X-Rite Incorporated 2005 Executive Officer Compensation Schedule

Summary

This document outlines the 2005 compensation for executive officers of X-Rite Incorporated, including base salary, 2004 bonus payments, and stock options granted in 2005. It lists specific compensation details for the CEO, CFO, and other key executives, and describes additional benefits such as insurance, retirement plans, automobile allowances, and, for some, country club memberships and outside professional advice. Bonuses may be converted into company stock at a significant discount, subject to transfer restrictions and vesting schedules.

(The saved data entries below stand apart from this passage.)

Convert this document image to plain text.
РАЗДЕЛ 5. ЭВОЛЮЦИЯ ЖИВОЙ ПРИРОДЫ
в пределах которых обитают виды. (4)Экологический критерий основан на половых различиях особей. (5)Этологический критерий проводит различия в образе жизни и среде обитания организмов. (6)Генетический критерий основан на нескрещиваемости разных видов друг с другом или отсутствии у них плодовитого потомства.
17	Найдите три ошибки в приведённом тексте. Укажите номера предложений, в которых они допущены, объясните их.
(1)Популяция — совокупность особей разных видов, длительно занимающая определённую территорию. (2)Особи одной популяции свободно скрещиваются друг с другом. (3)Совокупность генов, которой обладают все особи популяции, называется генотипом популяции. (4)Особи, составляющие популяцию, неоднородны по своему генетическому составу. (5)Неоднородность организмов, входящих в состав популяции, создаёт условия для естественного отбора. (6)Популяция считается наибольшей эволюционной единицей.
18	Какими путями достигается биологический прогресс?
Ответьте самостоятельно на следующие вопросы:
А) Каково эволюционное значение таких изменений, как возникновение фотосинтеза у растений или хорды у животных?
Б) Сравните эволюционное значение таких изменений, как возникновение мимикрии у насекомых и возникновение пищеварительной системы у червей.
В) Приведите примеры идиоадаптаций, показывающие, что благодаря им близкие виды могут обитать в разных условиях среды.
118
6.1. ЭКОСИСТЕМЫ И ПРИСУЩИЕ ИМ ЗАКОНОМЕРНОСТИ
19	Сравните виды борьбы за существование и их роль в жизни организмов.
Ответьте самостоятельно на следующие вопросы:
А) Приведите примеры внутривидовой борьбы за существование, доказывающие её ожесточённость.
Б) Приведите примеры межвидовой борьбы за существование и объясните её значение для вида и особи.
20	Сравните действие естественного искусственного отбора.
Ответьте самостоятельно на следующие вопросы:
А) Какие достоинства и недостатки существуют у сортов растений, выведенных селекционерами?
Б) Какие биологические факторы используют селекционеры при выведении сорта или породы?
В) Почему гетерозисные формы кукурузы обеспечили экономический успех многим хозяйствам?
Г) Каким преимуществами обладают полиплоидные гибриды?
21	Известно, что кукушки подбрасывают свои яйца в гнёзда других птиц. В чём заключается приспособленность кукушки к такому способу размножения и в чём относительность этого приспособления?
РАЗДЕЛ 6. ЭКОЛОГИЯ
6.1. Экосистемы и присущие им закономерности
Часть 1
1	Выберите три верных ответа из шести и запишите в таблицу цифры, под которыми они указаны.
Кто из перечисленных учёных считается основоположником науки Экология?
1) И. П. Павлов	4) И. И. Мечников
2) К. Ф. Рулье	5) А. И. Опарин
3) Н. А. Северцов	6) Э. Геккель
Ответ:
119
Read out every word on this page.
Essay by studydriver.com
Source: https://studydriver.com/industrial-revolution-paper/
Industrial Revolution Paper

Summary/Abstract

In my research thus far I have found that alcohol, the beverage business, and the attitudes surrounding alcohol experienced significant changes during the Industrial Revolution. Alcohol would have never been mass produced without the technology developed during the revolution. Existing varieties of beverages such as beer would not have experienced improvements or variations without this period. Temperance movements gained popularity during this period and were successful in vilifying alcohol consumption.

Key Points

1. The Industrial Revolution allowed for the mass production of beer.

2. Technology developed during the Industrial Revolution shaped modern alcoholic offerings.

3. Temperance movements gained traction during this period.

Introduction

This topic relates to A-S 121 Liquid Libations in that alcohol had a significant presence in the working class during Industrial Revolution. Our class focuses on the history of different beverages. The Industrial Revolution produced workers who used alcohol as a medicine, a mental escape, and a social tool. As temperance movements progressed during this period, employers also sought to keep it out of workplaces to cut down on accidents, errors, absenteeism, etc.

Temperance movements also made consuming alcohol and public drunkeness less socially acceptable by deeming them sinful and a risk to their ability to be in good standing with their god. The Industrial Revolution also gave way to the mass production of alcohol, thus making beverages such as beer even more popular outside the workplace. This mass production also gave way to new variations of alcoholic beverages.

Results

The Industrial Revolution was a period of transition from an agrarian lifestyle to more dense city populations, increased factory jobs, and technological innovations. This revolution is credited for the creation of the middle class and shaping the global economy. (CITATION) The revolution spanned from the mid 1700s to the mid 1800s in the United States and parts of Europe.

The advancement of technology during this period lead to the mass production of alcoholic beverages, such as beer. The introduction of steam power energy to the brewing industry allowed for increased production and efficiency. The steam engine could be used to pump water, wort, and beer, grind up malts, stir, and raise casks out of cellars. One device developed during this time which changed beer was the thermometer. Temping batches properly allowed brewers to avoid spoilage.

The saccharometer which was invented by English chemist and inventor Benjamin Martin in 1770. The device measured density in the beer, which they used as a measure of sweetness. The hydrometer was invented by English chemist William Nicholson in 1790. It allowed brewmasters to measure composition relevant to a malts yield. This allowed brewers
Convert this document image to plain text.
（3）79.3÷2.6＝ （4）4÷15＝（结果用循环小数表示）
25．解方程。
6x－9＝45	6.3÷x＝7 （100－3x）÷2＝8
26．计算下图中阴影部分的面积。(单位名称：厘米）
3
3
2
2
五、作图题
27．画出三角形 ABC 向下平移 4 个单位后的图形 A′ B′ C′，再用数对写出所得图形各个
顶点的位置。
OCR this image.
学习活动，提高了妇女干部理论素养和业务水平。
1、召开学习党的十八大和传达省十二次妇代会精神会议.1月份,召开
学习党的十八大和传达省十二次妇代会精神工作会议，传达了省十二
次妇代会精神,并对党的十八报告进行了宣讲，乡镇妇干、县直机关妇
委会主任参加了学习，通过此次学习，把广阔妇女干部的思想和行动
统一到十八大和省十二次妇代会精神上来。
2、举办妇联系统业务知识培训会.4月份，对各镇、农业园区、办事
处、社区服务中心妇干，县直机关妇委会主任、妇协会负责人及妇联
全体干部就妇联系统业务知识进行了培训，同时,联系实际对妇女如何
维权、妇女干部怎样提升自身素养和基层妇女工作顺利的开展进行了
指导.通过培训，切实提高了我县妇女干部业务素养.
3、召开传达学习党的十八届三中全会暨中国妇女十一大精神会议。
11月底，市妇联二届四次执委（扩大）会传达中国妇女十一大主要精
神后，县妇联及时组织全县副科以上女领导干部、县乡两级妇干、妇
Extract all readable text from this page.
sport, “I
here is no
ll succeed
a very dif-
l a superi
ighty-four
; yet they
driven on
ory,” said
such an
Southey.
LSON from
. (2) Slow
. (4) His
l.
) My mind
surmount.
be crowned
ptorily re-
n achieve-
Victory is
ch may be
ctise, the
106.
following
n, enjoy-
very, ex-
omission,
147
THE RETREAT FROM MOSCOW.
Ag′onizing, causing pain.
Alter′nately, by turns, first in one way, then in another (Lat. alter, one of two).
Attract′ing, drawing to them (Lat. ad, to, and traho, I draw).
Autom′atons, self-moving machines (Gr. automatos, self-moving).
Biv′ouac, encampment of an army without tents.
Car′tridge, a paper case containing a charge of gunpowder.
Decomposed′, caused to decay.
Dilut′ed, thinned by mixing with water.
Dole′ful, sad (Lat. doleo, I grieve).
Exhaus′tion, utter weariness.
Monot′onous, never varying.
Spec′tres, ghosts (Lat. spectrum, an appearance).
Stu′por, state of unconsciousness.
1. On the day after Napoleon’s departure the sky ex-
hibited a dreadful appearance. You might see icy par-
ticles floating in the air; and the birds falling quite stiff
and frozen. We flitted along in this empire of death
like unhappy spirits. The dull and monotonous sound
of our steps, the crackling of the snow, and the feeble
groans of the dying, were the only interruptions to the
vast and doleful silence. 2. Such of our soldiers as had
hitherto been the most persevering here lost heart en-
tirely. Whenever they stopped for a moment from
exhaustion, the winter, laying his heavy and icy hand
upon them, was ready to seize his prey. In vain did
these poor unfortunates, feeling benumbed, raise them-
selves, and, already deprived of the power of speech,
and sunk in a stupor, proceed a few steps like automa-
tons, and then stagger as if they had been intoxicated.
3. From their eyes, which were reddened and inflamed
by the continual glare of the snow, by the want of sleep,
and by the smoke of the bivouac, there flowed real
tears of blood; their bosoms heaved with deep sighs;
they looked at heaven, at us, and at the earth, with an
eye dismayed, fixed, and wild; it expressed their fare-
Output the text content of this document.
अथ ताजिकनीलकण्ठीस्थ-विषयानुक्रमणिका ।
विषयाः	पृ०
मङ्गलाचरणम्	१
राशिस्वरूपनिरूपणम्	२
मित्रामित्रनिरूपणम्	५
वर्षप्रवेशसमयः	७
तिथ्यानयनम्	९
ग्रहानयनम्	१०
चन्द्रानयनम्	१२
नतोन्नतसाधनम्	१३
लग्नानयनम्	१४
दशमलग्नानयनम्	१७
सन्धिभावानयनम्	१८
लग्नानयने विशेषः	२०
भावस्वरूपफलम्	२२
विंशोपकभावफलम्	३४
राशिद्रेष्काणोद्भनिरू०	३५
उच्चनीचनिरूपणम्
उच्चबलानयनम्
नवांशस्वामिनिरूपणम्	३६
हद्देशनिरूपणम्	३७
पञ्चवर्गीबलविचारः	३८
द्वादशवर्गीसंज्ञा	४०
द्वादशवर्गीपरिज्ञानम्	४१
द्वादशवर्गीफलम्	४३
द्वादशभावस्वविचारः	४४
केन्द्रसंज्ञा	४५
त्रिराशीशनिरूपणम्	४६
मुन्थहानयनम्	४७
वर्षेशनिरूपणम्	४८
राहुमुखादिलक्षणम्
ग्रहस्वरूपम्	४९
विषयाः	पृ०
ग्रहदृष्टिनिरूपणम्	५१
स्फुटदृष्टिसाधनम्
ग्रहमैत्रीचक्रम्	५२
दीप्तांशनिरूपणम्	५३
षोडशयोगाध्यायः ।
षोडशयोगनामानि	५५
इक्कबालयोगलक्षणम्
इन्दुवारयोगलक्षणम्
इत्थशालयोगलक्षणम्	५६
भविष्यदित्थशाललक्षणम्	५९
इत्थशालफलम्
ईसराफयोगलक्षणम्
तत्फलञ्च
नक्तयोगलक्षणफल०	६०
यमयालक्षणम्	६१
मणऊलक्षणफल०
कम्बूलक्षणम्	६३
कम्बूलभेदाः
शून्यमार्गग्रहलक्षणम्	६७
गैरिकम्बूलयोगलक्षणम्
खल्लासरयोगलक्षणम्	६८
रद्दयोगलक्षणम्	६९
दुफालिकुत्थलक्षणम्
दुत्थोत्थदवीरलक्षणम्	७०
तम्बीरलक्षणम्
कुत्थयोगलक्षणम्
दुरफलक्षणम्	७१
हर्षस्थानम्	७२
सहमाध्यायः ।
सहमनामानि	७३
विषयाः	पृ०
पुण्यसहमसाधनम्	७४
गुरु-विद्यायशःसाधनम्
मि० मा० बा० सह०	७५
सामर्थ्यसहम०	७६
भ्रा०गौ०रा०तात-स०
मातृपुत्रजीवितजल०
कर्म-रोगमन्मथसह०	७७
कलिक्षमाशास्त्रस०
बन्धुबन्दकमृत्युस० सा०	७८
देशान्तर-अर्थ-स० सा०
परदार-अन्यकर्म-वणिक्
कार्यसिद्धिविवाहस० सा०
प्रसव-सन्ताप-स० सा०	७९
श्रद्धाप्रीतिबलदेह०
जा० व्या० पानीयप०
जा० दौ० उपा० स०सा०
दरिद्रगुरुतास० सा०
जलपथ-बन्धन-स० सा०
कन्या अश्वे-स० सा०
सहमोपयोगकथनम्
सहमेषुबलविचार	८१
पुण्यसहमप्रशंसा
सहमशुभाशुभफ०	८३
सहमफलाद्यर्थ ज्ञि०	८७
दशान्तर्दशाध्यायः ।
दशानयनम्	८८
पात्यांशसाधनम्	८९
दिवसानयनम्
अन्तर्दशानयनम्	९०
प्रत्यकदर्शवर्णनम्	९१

EX-10.24 5 dex1024.htm SCHEDULE OF EXECUTIVE OFFICER COMPENSATION Schedule of Executive Officer Compensation

Exhibit 10.24

 

Schedule of Executive Officer Compensation

X-Rite Incorporated

 

Executive Officer


  

Position


   2005 Base
Compensation


   2004 Bonus
Payment (3)


   Stock Options
Granted in 2005


Michael C. Ferrara (1)

   CEO and President    $ 390,000    $ 519,965    32,000

Mary E. Chowning (2)

   CFO and Vice President Finance    $ 275,000    $ 213,684    25,000

Joan M. Andrew

   Vice President Global Sales    $ 222,000    $ 206,087    25,000

Bernard J. Berg

   Sr. Vice President and CTO    $ 206,000    $ 189,942    25,000

Jeffrey L. Smolinski

   Vice President Operations    $ 220,000    $ 204,187    25,000

James M. Weaver

   Vice President Marketing and Development    $ 200,000    $ 175,696    25,000

 

The above named executive officers are provided medical, dental, life insurance and retirement benefits similar to those provided non-executive employees. In addition, each individual is provided an automobile or automobile allowance.

 

(1) In addition to the aforementioned benefits, Mr. Ferrara’s employment agreement requires the Company to provide 10,000 shares per year of X-Rite, Incorporated restricted stock, severance benefits, and outside accounting and legal advice not to exceed $3,000 per year. In addition to his agreement, the Company provides Mr. Ferrara a country club membership.

 

(2) In addition to the aforementioned benefits, Ms. Chowning is provided outside accounting and legal advice not to exceed $2,500 per year and a country club membership by the Company.

 

(3) Bonuses paid to the executive officers in 2005 with respect to the Company’s 2004 fiscal year may be converted into common stock of the Company, at the election of the executive, pursuant to the Company’s Cash Bonus Conversion Plan. Bonuses are converted at a discount of 50 percent from the market value of the stock at the time the bonus is determined. The shares received are subject to certain restrictions on transfer and risks of forfeiture. Restrictions lapse as to 20 percent of the shares six months after grant and as to 20 percent on each of the first four anniversaries of the grant date, or as to all shares in the event of death, disability, retirement, or change in control of the Company. Dividends are paid on these shares to the same extent paid on the Company’s common stock.